People become reluctant to even get together when public spaces are

turned into fortified zones. Civil liberties erode and mistrust

increases when the authorities keep warning of lurking terrorists and

urging people to report "suspicious" activity, as in the ubiquitous

advertisements in the New York subways exhorting people to call in tips

to a counterterrorism hot line.

The sponsors of the New York campaign were so pleased with the results

that they papered the subways with congratulations to the riders: "Last

year, 1,944 New Yorkers saw something and said something." But as

William Neuman reported in The Times, the ads neglected to mention the

number of terrorists arrested as a result of the tips: zero.

Meanwhile, how many subway riders were given diagnoses of new heart

problems after riding to work every morning looking at ads reminding

them that they might be blown to bits any second? Not zero, if you

believe the new study.

Even before this study, some doctors were arguing that terrorism wasn't

nearly as dangerous as the related "epidemic of fear," as Marc Siegel

called it in a 2005 book, "False Alarm." Dr. Siegel, of the New York

University School of Medicine, pointed to studies linking fear of

terrorism with increased risk of heart arrhythmias and elevated levels

of an enzyme that correlates with heart disease.

"The fear response causes the heart to pump harder and faster, the

nerves to fire more quickly," Dr. Siegel said. "Excess triggering of

this system of response causes the organs to wear down. For a person

who is always on the alert, the result is a burned out body."

It's not fair to blame public officials alone for this fear epidemic.

We in the news media have done our part to scare people. (More on how

the "terrorism industry" distorts risks can be found at

tierneylab.blogs.nytimes.com.) But since there hasn't been an attack in

America for six years, for domestic drama we've had to rely on dire

predictions of politicians and security officials.

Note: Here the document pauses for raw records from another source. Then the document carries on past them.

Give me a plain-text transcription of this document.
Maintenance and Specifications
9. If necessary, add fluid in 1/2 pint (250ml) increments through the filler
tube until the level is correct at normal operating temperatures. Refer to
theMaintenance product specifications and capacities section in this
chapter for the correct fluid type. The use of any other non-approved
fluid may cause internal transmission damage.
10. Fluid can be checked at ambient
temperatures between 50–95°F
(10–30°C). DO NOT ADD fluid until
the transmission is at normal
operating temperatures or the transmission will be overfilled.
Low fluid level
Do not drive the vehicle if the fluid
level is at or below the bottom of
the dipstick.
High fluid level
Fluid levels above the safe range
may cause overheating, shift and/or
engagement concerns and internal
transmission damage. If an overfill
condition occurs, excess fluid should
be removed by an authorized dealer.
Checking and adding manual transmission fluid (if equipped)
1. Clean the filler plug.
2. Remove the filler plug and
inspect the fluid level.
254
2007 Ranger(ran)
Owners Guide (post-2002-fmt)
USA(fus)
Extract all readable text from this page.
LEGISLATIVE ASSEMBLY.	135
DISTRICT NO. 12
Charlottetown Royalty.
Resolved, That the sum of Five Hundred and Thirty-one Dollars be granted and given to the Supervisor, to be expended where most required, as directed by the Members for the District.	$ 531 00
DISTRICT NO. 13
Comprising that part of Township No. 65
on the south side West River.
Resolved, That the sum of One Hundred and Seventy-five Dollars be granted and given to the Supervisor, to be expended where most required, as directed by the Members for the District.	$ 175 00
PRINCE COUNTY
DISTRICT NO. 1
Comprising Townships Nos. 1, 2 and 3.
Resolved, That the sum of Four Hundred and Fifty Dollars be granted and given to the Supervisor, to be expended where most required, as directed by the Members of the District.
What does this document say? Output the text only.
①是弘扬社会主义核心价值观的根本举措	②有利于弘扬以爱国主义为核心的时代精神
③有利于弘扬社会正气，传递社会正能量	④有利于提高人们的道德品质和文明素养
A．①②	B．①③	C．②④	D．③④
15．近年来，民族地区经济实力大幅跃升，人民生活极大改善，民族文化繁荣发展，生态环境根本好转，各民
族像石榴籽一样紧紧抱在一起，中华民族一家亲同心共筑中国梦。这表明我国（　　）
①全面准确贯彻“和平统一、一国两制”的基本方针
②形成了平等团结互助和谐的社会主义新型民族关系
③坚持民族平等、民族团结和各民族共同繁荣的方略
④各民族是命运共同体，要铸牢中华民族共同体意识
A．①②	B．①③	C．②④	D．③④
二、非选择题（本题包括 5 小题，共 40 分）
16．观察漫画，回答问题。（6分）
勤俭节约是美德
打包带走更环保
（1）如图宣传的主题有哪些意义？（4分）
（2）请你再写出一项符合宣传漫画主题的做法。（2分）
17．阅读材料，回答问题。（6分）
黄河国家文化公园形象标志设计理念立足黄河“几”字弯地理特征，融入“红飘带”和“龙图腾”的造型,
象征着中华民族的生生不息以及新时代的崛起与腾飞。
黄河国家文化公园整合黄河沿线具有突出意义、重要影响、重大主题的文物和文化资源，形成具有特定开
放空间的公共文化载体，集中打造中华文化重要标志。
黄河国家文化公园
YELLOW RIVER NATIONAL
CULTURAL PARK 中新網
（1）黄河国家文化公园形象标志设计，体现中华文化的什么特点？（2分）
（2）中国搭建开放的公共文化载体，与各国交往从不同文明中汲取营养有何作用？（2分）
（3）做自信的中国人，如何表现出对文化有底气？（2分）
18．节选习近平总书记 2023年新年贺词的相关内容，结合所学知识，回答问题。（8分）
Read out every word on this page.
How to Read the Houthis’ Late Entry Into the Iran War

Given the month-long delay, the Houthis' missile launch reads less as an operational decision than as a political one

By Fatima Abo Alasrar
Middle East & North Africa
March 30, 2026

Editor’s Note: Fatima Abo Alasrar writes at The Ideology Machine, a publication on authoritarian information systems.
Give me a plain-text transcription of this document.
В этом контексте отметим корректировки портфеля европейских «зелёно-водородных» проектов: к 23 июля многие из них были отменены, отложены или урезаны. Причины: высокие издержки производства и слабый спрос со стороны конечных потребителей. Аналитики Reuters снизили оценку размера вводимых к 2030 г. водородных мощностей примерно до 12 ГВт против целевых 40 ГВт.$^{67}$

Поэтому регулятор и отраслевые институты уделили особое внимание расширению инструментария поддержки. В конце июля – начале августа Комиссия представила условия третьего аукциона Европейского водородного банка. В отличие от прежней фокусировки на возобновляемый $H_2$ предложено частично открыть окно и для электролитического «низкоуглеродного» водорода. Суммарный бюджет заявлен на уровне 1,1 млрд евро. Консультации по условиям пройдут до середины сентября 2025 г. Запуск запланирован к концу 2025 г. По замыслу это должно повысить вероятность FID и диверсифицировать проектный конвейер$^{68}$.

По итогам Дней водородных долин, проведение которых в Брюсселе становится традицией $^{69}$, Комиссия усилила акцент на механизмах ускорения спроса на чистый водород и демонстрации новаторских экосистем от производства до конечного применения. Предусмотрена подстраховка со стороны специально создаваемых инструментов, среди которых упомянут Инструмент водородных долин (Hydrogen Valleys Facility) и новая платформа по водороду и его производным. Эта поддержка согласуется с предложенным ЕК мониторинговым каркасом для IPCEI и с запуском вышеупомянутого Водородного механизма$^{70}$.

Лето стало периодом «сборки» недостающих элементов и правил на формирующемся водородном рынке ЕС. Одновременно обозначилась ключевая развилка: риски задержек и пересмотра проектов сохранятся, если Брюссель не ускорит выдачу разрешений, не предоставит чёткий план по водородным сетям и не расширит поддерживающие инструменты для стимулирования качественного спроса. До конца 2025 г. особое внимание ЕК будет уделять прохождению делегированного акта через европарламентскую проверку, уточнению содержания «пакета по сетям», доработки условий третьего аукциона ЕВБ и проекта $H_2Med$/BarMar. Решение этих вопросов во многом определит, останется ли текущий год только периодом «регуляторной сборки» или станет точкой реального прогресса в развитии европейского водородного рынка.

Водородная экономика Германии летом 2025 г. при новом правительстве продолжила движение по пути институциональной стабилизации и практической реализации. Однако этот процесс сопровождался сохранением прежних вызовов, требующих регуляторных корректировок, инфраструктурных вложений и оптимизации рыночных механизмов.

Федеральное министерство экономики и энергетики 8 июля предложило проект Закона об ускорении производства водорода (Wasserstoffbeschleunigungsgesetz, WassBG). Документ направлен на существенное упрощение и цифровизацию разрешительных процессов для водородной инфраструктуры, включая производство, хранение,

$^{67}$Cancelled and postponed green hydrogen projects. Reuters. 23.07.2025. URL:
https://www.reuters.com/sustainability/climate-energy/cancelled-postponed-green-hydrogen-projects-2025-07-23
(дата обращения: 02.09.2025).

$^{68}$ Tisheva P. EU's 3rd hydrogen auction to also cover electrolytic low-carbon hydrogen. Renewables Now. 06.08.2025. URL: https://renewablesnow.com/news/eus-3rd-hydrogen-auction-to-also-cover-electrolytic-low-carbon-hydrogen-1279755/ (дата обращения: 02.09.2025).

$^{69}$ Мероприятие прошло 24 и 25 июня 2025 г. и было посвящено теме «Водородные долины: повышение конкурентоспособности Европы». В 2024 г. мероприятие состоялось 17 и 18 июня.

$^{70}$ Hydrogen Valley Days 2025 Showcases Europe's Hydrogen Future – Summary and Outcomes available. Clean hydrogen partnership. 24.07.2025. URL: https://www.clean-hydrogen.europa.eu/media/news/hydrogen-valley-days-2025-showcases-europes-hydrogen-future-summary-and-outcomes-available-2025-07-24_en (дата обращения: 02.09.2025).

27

What if the alerts stopped? What if the security officials looked at

this new medical evidence -- or at their own perfect record of false

alarms -- and decided that the nation did not need to be in a perpetual

state of yellow alert? What if they even decided that Americans could

survive without any color at all?

I guess that's a hopeless fantasy. No politician wants to be blamed for

failing to anticipate a terrorist attack. No bureaucrats willingly

abandon a system that keeps them employed.

But maybe these officials could be induced to take one more precaution.

The next time they raise the threat level to orange or red, they could

add, "Warning: Heeding this alert may be hazardous to your health."